The prime minister favours closing the scheme to all new investments, and Hunt and the industry minister, Ian Macfarlane, favour a significant reduction in the mandated gigawatt hours of renewable energy. The three were meeting on Sunday to discuss their deep divisions on the issue.

PUP has insisted it will support Direct Action only if the government accepts its proposal for a “dormant” emissions trading scheme, which would become “active” only when the climate change authority decides that major trading partners EU, Japan, Korea and China had in place their own ETS or “equivalent measures” to make a “comparable effort” on reducing greenhouse emissions.
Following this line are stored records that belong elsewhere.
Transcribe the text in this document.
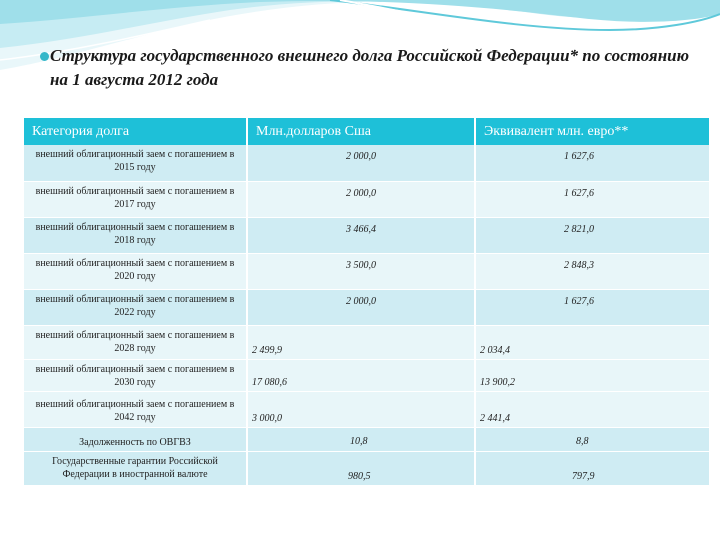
Структура государственного внешнего долга Российской Федерации* по состоянию на 1 августа 2012 года
Категория долга	Млн.долларов Сша	Эквивалент млн. евро**
внешний облигационный заем с погашением в 2015 году	2 000,0	1 627,6
внешний облигационный заем с погашением в 2017 году	2 000,0	1 627,6
внешний облигационный заем с погашением в 2018 году	3 466,4	2 821,0
внешний облигационный заем с погашением в 2020 году	3 500,0	2 848,3
внешний облигационный заем с погашением в 2022 году	2 000,0	1 627,6
внешний облигационный заем с погашением в 2028 году	2 499,9	2 034,4
внешний облигационный заем с погашением в 2030 году	17 080,6	13 900,2
внешний облигационный заем с погашением в 2042 году	3 000,0	2 441,4
Задолженность по ОВГВЗ	10,8	8,8
Государственные гарантии Российской Федерации в иностранной валюте	980,5	797,9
But the government has made it clear it will not support another ETS similar to the one the parliament just abolished, even in a dormant form.

A tough safeguards mechanism could be presented as a compromise to try to secure PUP support.

“We do not view PUP’s ETS and Direct Action as mutually exclusive. A revised Direct Action plan can act as a short-term gateway to PUP’s longer-term climate solution,” said the chief executive of Reputex, Hugh Grossman.

A former Australian Conservation Foundation head, Don Henry, who was been instrumental in the talks between the PUP leader, Clive Palmer, and the former US vice president Al Gore, has been discussing the ideas with both Gore and PUP.

Henry, now a professor of environmentalism at the University of Melbourne, told Guardian Australia: “The important thing is to reduce what goes up into the atmosphere. There are different ways to do it ... and you could add some dimensions to Direct Action and you could build on the renewable energy target and you could end up with a cost-effective way of driving emissions reductions.

“I am talking to Gore and PUP about all of this because at the moment the government has an election commitment on Direct Action which it doesn’t have the numbers to deliver, and the pressure will continue to increase for Australia to act.”

Danny Price, who was chosen by Hunt as an “eminent economist” to co-chair the expert reference group advising him on Direct Action, has also been involved in devising the changes.